Он не смог определить – собой была она сейчас, или Калигулой, и это его встревожило. Modus vivendi Caligulae можно было пресечь неожиданной репликой.

– Коротал или убивал? Укороченное время, хоть и останется инвалидом, на что-то еще сгодится.

Все-таки Калигула. Грудь заныла от немого бешенства. Ну почему она такая дура? На что ей сдался этот покойник? Что, она, не поняла за шесть лет, где живет?

– С вашего позволения, я неточно выразился. Я его проводил. За чтением Евангелия.

– А... – она тут же стала собой, и опустилась на край скамьи, грузно примяв шелковую перинку. На ней было прямое черное платье тонкой шерсти с широким (не по зимнему) овальным вырезом. Но и в чертогах было тепло не по зимнему, сухое тепло жаровен плыло по галереям, и настаивалось в покоях на слабеющем запахе вара. В библиотеке, впрочем, все перебивал стойкий дух пергамента – дух истории и любомудрия.

– И что же ты вычитал в Евангелии, Красс?

– Эта вера смиренников могла бы сменить прежний культ богов, которых не я один поминаю по привычке. Нужно только слегка подправить догму.

– Да ты циник, Красс!

Она засмеялась.

– Ты предлагаешь загнать всю империю в реки и окрестить?

– Что вы! Просто придать христианским церемониям государственное значение.

– Тогда и тебе придется принять христианство, Красс.

– Не вижу логической связи, госпожа. – Красс помолчал. – Хотя и препятствий к тому не вижу. Многие наши добродетели совпадают с христианскими заповедями...

Он осекся, заметив, что она любуется своими руками. Оголенные до локтя, белые, они лежали на крепких, окутанных юбкой коленях, и она любовалась ими, как посторонними предметами.
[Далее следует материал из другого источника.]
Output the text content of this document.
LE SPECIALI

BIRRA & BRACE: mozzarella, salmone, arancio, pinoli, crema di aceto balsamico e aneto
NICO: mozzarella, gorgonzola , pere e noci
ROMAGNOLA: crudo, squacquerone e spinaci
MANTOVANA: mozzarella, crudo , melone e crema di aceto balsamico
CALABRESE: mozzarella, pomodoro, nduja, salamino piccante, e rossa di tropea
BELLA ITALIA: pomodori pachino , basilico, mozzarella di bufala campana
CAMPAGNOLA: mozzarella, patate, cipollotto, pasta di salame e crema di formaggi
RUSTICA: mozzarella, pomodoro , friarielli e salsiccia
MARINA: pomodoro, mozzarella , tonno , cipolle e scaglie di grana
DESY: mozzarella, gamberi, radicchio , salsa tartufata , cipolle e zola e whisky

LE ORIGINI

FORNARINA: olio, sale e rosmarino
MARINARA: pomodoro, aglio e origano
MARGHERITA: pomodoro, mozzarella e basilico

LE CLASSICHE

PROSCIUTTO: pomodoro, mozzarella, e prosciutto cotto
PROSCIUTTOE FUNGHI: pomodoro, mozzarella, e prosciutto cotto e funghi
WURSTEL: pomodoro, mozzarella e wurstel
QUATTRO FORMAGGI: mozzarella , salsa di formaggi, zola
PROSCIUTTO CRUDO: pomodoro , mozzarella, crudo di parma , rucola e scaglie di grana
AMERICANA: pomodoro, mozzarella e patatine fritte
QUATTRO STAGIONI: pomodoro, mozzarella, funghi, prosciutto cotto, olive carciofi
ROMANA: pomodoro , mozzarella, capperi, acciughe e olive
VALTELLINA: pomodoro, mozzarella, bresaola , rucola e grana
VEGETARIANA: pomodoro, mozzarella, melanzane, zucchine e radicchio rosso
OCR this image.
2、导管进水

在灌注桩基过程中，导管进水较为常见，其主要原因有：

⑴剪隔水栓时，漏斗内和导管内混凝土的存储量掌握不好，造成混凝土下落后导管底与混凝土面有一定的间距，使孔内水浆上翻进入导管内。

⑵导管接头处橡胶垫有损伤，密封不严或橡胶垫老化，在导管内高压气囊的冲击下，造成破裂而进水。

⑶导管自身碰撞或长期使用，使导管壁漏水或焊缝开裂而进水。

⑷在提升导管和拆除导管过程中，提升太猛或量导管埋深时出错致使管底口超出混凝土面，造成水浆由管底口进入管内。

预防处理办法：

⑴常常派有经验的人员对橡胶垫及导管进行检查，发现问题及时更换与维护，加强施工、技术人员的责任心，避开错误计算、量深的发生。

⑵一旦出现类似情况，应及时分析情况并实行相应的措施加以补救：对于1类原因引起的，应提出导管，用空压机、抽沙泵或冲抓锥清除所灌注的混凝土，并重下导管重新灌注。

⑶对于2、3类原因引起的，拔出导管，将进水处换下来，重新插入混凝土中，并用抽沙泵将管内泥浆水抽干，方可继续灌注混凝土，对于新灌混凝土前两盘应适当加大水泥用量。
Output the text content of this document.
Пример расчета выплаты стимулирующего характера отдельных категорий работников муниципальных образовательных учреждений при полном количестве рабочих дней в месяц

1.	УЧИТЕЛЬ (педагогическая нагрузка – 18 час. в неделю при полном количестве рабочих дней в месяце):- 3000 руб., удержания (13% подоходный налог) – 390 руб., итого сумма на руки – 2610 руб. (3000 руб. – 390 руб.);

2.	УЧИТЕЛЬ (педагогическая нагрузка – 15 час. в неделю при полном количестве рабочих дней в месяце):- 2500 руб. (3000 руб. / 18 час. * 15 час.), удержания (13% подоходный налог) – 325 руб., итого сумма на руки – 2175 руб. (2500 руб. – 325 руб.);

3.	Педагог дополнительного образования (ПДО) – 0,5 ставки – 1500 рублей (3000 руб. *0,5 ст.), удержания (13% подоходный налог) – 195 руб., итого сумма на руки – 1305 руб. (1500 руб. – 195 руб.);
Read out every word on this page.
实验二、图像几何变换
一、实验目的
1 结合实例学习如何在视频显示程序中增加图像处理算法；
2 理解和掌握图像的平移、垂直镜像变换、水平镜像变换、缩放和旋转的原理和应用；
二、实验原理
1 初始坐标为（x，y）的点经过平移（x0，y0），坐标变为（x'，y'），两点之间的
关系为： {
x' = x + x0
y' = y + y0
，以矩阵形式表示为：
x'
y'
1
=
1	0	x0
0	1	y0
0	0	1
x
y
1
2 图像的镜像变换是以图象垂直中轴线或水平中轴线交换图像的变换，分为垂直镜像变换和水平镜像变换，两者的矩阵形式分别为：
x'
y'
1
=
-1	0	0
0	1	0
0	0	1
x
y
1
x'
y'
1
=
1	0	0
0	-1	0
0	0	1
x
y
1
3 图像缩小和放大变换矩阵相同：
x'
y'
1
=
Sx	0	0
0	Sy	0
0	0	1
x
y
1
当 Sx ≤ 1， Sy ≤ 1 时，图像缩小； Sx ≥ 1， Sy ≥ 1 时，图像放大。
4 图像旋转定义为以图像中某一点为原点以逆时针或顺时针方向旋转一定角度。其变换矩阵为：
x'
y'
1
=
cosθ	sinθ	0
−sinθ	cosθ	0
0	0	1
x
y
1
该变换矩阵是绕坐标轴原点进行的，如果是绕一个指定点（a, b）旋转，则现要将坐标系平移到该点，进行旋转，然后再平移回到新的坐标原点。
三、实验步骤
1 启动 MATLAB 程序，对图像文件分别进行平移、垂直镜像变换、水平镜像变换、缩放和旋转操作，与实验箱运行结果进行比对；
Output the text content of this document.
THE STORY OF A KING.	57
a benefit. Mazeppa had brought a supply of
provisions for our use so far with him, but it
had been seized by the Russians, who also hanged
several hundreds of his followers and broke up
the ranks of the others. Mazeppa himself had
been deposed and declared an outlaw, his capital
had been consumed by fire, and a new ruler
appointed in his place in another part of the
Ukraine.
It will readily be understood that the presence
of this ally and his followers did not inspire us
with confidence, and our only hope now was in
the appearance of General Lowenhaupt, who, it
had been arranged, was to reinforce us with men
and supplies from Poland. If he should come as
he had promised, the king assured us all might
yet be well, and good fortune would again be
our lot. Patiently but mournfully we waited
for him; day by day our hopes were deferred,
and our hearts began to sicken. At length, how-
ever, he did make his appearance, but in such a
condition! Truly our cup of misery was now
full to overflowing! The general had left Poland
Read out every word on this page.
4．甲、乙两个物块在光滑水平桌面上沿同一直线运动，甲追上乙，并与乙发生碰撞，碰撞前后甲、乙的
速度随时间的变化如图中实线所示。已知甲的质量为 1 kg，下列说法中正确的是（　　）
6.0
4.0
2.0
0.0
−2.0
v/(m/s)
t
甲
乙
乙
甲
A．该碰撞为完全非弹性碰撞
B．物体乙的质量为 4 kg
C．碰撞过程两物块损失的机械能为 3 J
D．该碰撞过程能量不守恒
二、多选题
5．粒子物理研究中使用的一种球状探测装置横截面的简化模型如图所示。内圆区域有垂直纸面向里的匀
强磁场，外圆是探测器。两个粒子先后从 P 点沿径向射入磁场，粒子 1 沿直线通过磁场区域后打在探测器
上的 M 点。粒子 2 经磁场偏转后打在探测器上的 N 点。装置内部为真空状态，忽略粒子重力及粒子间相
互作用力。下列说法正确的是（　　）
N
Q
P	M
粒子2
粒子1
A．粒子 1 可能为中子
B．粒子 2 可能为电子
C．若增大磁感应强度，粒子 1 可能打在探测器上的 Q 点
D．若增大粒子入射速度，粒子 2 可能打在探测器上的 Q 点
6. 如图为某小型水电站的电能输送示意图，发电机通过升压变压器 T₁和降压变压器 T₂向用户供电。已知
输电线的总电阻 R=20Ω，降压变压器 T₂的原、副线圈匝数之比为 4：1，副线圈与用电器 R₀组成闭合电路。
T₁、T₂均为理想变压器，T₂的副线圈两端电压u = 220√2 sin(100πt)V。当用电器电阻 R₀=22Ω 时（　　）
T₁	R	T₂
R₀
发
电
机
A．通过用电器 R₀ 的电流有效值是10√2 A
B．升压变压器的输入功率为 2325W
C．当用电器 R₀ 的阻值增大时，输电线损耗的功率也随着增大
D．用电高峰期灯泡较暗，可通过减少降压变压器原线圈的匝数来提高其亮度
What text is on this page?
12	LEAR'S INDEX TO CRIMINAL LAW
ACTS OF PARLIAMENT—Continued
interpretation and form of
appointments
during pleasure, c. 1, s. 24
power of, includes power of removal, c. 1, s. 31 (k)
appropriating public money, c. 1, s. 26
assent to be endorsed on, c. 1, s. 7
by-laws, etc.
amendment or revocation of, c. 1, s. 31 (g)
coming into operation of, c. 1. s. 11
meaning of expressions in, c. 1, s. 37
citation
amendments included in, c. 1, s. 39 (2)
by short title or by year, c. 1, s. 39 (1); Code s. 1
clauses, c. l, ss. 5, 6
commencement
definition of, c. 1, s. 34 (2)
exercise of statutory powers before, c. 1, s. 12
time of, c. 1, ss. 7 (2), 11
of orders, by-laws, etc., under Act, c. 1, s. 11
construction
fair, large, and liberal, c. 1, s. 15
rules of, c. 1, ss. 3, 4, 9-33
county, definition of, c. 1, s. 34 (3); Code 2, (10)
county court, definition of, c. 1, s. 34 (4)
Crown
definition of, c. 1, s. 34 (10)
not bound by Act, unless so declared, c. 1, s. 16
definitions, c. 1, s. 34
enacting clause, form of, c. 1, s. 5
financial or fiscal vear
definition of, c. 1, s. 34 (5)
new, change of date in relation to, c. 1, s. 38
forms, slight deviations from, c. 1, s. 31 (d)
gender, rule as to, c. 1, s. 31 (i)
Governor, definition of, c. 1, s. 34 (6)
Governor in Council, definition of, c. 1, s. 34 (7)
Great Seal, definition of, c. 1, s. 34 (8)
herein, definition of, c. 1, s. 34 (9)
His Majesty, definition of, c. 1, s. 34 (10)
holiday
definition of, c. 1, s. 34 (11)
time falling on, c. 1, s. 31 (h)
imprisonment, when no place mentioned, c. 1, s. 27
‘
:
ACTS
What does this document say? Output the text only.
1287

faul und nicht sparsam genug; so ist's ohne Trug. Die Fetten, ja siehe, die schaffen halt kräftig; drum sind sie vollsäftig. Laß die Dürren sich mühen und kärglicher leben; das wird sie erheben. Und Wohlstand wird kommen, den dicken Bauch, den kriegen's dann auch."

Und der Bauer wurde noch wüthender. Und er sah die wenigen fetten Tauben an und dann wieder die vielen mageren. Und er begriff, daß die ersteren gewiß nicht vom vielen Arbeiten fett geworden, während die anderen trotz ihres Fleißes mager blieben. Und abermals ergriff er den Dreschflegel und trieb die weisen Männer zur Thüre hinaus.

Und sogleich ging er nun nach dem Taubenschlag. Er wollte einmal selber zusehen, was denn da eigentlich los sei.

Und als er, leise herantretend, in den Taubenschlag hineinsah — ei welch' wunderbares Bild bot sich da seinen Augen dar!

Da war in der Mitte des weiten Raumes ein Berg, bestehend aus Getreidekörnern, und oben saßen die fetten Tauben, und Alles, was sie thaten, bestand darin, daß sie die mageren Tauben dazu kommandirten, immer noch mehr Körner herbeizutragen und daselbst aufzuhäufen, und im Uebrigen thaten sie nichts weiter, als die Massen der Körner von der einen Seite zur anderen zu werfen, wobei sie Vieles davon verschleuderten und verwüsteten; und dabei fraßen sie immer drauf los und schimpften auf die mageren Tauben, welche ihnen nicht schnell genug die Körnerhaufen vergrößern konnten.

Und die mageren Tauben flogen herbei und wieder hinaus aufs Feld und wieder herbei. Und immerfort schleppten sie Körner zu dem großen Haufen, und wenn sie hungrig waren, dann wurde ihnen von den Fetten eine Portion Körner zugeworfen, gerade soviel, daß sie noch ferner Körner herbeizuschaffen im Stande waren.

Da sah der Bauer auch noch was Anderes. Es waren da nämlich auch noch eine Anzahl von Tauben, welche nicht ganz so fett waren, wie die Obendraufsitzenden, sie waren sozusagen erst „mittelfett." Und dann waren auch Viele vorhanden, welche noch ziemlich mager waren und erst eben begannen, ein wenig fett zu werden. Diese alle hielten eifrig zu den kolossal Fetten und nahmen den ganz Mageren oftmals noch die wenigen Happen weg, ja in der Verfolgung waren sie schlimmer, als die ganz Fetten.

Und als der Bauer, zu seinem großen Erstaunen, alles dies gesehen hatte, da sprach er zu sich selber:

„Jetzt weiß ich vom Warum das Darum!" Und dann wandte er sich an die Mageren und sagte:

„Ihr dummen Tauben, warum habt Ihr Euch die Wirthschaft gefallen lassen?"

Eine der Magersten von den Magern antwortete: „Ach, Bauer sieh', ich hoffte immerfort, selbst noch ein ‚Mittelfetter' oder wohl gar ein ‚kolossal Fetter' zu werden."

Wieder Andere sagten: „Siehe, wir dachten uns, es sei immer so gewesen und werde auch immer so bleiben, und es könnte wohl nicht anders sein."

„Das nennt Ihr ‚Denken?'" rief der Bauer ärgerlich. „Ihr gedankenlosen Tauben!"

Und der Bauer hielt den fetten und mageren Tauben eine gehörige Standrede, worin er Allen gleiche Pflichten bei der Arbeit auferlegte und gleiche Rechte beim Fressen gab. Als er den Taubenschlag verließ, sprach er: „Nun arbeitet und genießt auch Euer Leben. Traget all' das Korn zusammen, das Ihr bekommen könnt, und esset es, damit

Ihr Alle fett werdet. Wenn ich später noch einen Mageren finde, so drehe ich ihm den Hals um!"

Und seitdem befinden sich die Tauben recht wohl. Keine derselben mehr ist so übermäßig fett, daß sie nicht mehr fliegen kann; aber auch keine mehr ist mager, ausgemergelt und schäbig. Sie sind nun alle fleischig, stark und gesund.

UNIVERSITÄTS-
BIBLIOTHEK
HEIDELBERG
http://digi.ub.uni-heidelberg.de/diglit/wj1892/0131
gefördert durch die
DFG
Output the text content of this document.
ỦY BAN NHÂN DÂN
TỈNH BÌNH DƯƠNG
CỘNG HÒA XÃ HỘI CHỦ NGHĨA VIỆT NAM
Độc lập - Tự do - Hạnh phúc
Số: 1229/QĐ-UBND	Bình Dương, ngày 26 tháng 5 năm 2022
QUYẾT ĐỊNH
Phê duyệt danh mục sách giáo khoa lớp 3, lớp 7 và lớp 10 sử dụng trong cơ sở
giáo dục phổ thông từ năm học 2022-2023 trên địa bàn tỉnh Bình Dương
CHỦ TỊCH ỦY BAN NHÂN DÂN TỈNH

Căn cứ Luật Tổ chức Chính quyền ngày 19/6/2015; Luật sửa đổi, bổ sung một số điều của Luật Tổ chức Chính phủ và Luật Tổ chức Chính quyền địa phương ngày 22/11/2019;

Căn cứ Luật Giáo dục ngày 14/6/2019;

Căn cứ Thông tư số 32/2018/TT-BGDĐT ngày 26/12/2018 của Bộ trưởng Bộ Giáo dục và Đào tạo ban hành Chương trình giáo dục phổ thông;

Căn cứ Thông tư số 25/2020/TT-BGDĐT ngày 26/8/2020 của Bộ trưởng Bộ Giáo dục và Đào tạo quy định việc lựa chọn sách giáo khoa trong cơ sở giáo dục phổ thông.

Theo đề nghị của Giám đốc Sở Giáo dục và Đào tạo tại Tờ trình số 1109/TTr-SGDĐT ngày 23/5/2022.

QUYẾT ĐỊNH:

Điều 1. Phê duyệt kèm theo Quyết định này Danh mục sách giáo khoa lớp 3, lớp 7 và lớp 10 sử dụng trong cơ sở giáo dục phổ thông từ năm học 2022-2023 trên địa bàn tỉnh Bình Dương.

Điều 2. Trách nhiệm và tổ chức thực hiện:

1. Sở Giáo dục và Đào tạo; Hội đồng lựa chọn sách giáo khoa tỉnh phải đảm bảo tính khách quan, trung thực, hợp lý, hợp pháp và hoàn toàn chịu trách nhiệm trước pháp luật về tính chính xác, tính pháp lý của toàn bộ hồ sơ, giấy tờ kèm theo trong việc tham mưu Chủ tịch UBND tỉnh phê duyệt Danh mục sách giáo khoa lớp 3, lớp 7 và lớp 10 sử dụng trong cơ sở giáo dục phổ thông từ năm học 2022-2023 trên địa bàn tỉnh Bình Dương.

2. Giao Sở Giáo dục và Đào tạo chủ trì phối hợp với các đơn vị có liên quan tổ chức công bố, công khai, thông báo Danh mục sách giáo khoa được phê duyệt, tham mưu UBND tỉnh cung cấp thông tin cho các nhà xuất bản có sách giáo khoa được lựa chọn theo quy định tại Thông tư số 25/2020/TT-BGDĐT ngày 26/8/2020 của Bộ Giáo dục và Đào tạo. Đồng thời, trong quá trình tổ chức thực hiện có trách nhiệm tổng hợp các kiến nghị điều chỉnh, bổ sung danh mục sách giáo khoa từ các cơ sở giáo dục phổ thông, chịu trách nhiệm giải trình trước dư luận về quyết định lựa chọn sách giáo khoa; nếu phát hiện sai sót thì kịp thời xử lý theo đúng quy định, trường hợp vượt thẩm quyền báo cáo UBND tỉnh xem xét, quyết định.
Это любование говорило о том, как она одинока. Даже сама в себе одинока – если смотрит на свое тело, как на одеяние. И ему пришло в голову, что их конкубинат не дает ей даже прибегнуть к рукоблудию, не говоря уж о том, чтобы взять любовника.

«Глупость какая! – осадил он себя, – кто я, чтобы со мной считаться!»

– Может, ты и прав.

Она наконец-то отвела взгляд от своих рук. Корнелий почувствовал, что теряет нить разговора, и ему равно безразличны все боги, каких выдумал по своему образу и подобию людской род.

Ведь тот, по чьему образу и подобию созданы люди, не откроется и малой толикой. Что ему эти нагромождения тесаного римского мрамора, лазурные ярусы Вавилона, желтые дувалы Фостата, спекшаяся терракота Карфагена, рубленые городища германцев? Живут создания, и ладно. Боги им в помощь.

Это всемирное безбожие захлестывало его тоской.

Аврелия тосковала по многим другим причинам, и тоска ее ветвилась, как топкая речная дельта.

Одной из причин был Гай.

Из-за него, что ли, она третий день не решается подступиться к Корнелию? При виде его нижние уста поджимаются потревоженной устрицей, тело деревенеет, руки опускаются на колени – хоть ты тресни, и даже глаза норовят не глядеть на бледно-мраморный соразмерный лик в жестком венке стриженых волос: парадные лавры всегда казались их естественным продолжением.

Но дело еще и в том, что живой Гай спасал ее от тоски куда более страшной; теперь спасения не было. Она держалась только потому, что ее научили проживать жизнь до конца. Увесистая смерть в складках одежд была тому лучшим залогом.

Собственно, она и Корнелия мучила, чтобы забыться.

Зачем бы ему крестить Империю? Ведь написано – не лить новое вино в старые мехи, разорвет. На их век хватит нынешних небожителей, а после – хоть потоп. Потому что стачать мехи новой Империи может только deus ex machina – а жизнь хоть и театр, в коем люди – актеры, но где им соорудить такую махину, чтобы в ней не зазорно было явиться богу?